Update: Using (.*) instead of “blog” works for my other vhosts as well. Nope, that breaks LOTS. reverting back.

Categories: Geek

Tagged as:

Jan Dembowski

6 replies

  1. The only thing that is missing, is a rule that will not also change the canonical tags!
    What’s the best way to solve this?

    1. @Toby: What’s the HTML for the canonical tags? The mod_substitute code can be modified to replace anything but in order to do that I’ll need a sample of what you mean.

      Currently I’m using nginx which has a different method for that.

      1. So for http the canonical would point to itself – it should only rewrite anything apart from canonical tags.

        I assume it could be achive by a pretty weird regex within the rule?

        i was also thinking about doing a dummy replace first so that it will skip the replacemet if it runs through all rules sequentially.

        1. @Tobias:

          I assume it could be achive by a pretty weird regex within the rule?

          Perhaps, but I think if you set the Site URL and WordPress Address to a https:// URL then I think it would sort itself out.

  2. The question is – in general – how to rewrite all urls apart from the canonical tag.

    Example 1: Canonical should point to HTTP and be indexed by Google instead of https while a user should only navigate within HTTPS once a HTTPS url is opened.

    Example 2: no protocols should be contained in the HTML – all absolute protocol-urls should be rewritten to // instead of http:// or https:// – however not for the canonical tag as a // canonical reference is pretty useless.
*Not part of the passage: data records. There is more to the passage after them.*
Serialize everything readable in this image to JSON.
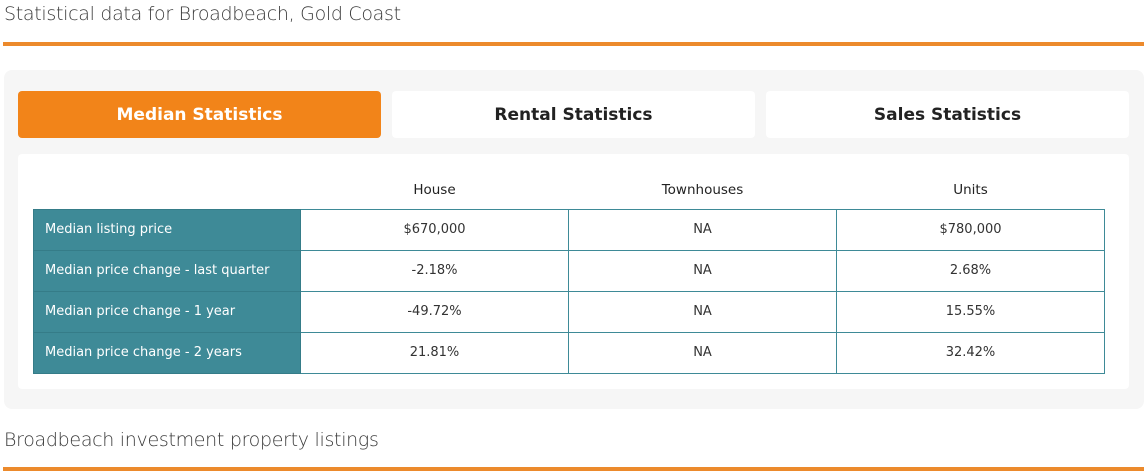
{
  "title": "Statistical data for Broadbeach, Gold Coast",
  "tabs": [
    {
      "label": "Median Statistics",
      "active": true
    },
    {
      "label": "Rental Statistics"
    },
    {
      "label": "Sales Statistics"
    }
  ],
  "table": {
    "headers": [
      "",
      "House",
      "Townhouses",
      "Units"
    ],
    "rows": [
      [
        "Median listing price",
        "$670,000",
        "NA",
        "$780,000"
      ],
      [
        "Median price change - last quarter",
        "-2.18%",
        "NA",
        "2.68%"
      ],
      [
        "Median price change - 1 year",
        "-49.72%",
        "NA",
        "15.55%"
      ],
      [
        "Median price change - 2 years",
        "21.81%",
        "NA",
        "32.42%"
      ]
    ]
  },
  "section2_title": "Broadbeach investment property listings",
  "colors": {
    "accent": "#f28419",
    "teal": "#3e8a97"
  }
}
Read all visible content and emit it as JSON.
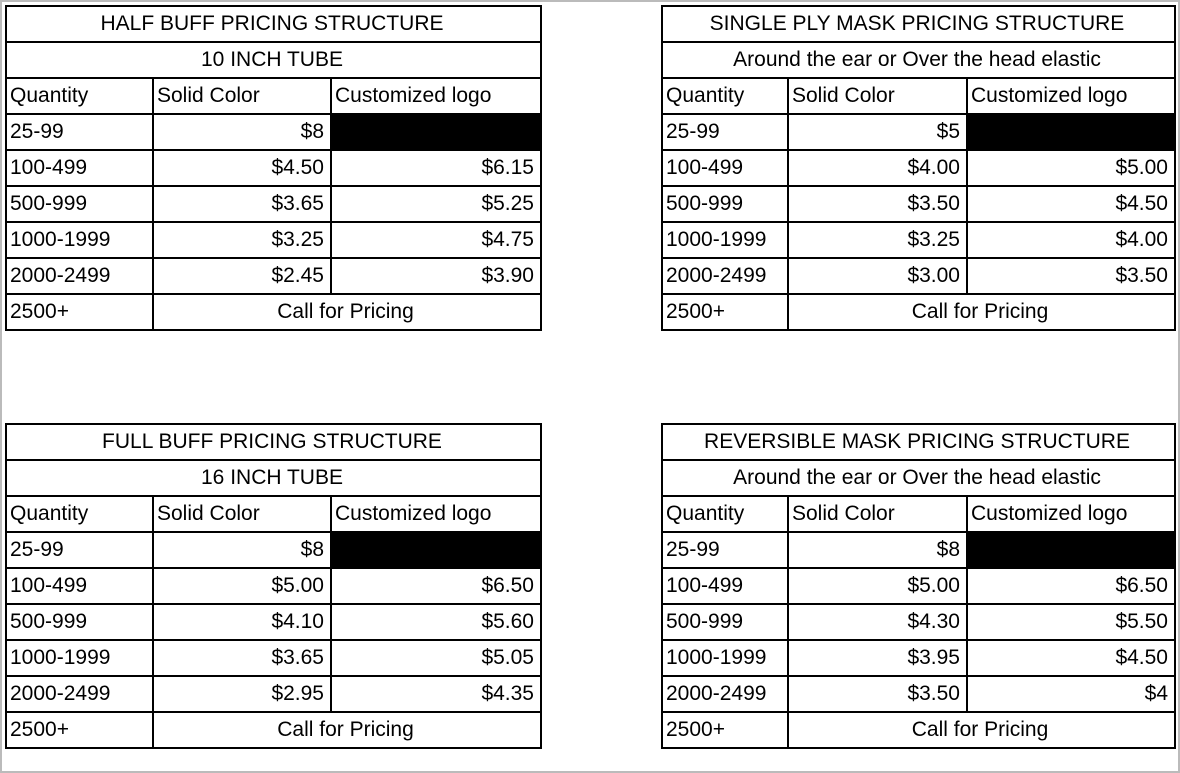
{
  "tables": [
    {
      "title": "HALF BUFF PRICING STRUCTURE",
      "subtitle": "10 INCH TUBE",
      "header": [
        "Quantity",
        "Solid Color",
        "Customized logo"
      ],
      "rows": [
        {
          "quantity": "25-99",
          "solid": "$8"
        },
        {
          "quantity": "100-499",
          "solid": "$4.50",
          "logo": "$6.15"
        },
        {
          "quantity": "500-999",
          "solid": "$3.65",
          "logo": "$5.25"
        },
        {
          "quantity": "1000-1999",
          "solid": "$3.25",
          "logo": "$4.75"
        },
        {
          "quantity": "2000-2499",
          "solid": "$2.45",
          "logo": "$3.90"
        },
        {
          "quantity": "2500+",
          "note": "Call for Pricing"
        }
      ]
    },
    {
      "title": "SINGLE PLY MASK PRICING STRUCTURE",
      "subtitle": "Around the ear or Over the head elastic",
      "header": [
        "Quantity",
        "Solid Color",
        "Customized logo"
      ],
      "rows": [
        {
          "quantity": "25-99",
          "solid": "$5"
        },
        {
          "quantity": "100-499",
          "solid": "$4.00",
          "logo": "$5.00"
        },
        {
          "quantity": "500-999",
          "solid": "$3.50",
          "logo": "$4.50"
        },
        {
          "quantity": "1000-1999",
          "solid": "$3.25",
          "logo": "$4.00"
        },
        {
          "quantity": "2000-2499",
          "solid": "$3.00",
          "logo": "$3.50"
        },
        {
          "quantity": "2500+",
          "note": "Call for Pricing"
        }
      ]
    },
    {
      "title": "FULL BUFF PRICING STRUCTURE",
      "subtitle": "16 INCH TUBE",
      "header": [
        "Quantity",
        "Solid Color",
        "Customized logo"
      ],
      "rows": [
        {
          "quantity": "25-99",
          "solid": "$8"
        },
        {
          "quantity": "100-499",
          "solid": "$5.00",
          "logo": "$6.50"
        },
        {
          "quantity": "500-999",
          "solid": "$4.10",
          "logo": "$5.60"
        },
        {
          "quantity": "1000-1999",
          "solid": "$3.65",
          "logo": "$5.05"
        },
        {
          "quantity": "2000-2499",
          "solid": "$2.95",
          "logo": "$4.35"
        },
        {
          "quantity": "2500+",
          "note": "Call for Pricing"
        }
      ]
    },
    {
      "title": "REVERSIBLE MASK PRICING STRUCTURE",
      "subtitle": "Around the ear or Over the head elastic",
      "header": [
        "Quantity",
        "Solid Color",
        "Customized logo"
      ],
      "rows": [
        {
          "quantity": "25-99",
          "solid": "$8"
        },
        {
          "quantity": "100-499",
          "solid": "$5.00",
          "logo": "$6.50"
        },
        {
          "quantity": "500-999",
          "solid": "$4.30",
          "logo": "$5.50"
        },
        {
          "quantity": "1000-1999",
          "solid": "$3.95",
          "logo": "$4.50"
        },
        {
          "quantity": "2000-2499",
          "solid": "$3.50",
          "logo": "$4"
        },
        {
          "quantity": "2500+",
          "note": "Call for Pricing"
        }
      ]
    }
  ]
}
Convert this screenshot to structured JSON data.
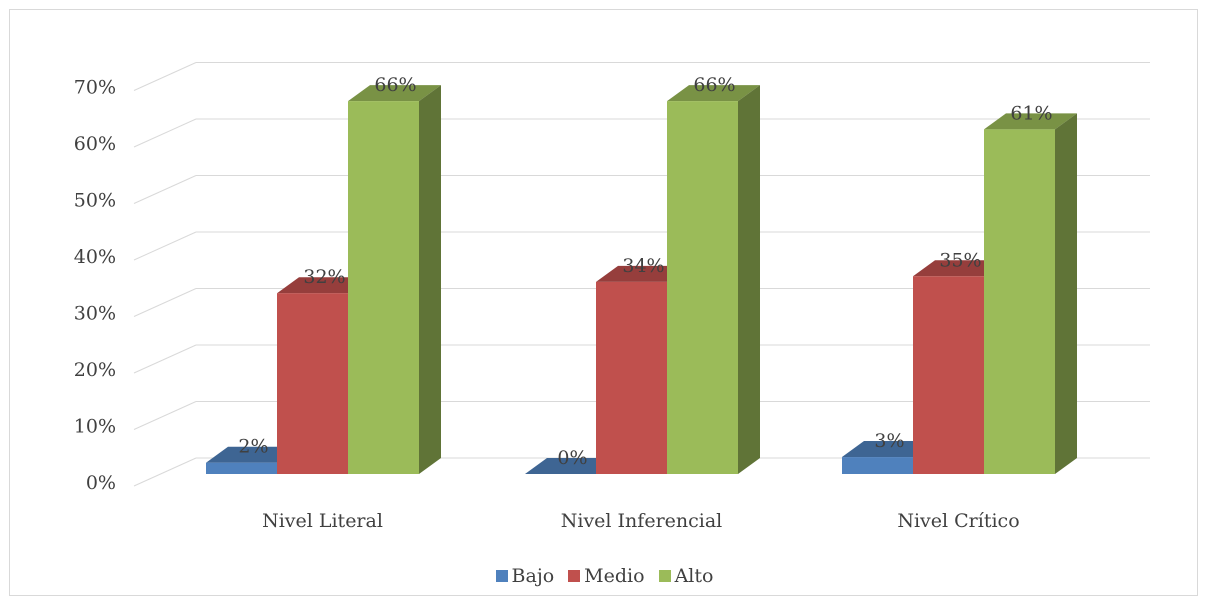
{
  "chart_data": {
    "type": "bar",
    "style": "3d-clustered-column",
    "categories": [
      "Nivel Literal",
      "Nivel Inferencial",
      "Nivel Crítico"
    ],
    "series": [
      {
        "name": "Bajo",
        "color": "#4f81bd",
        "values": [
          2,
          0,
          3
        ],
        "labels": [
          "2%",
          "0%",
          "3%"
        ]
      },
      {
        "name": "Medio",
        "color": "#c0504d",
        "values": [
          32,
          34,
          35
        ],
        "labels": [
          "32%",
          "34%",
          "35%"
        ]
      },
      {
        "name": "Alto",
        "color": "#9bbb59",
        "values": [
          66,
          66,
          61
        ],
        "labels": [
          "66%",
          "66%",
          "61%"
        ]
      }
    ],
    "yticks": [
      "0%",
      "10%",
      "20%",
      "30%",
      "40%",
      "50%",
      "60%",
      "70%"
    ],
    "ylim": [
      0,
      70
    ],
    "grid": true,
    "legend_position": "bottom"
  }
}
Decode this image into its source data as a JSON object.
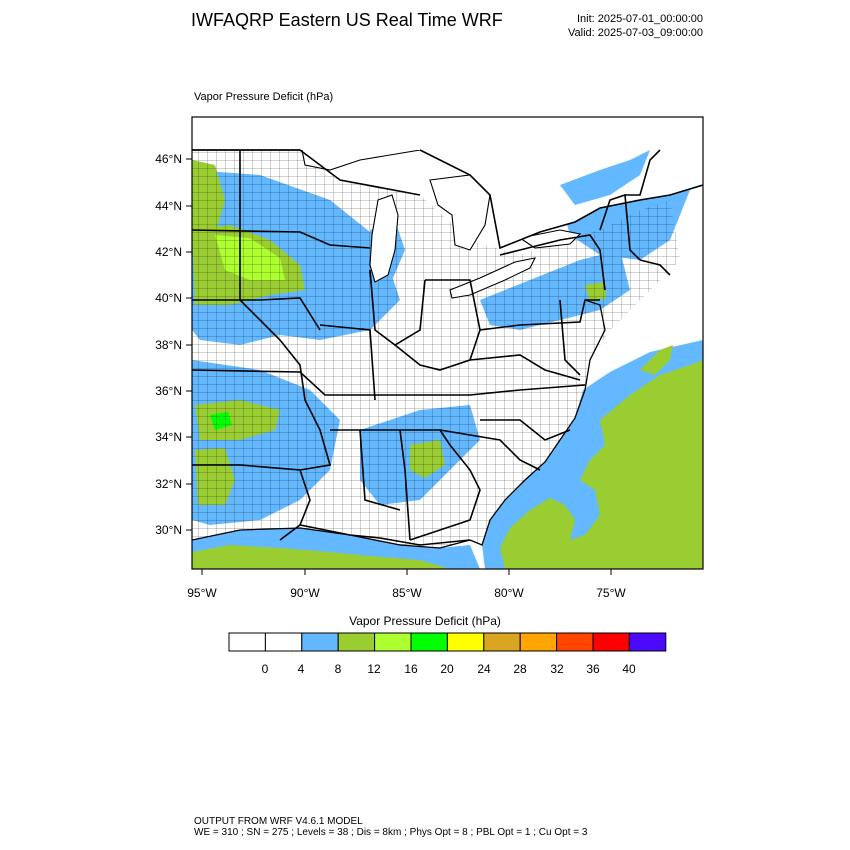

    1. I don’t agree with your examples and using mod_substitute is probably not the best answer for you. 😉

      The canonical URL for this post is this:

      <link rel="canonical" href="https://blog.dembowski.net/2014/better-ssl-with-mod_substitute/" />
      

      You could add mod_substitute rules after the ones above to replace

      <link rel="canonical" href="https://
      

      with

      <link rel="canonical" href="//
      

      And that should work for you. But again, I disagree with your examples.

      Google has already said that https pages will get a small boost. All web browsers should be able to handle the 301 redirect to a valid https and there is no search engine penalty for that 301 redirect. All of my http requests to this site get sent to the https version.

      Yes, with enough traffic an encrypted site becomes noticeably slower than a clear text version. But by enough traffic I mean thousands of page hits per second. That’s a scalability problem and with a CDN you can solve that one.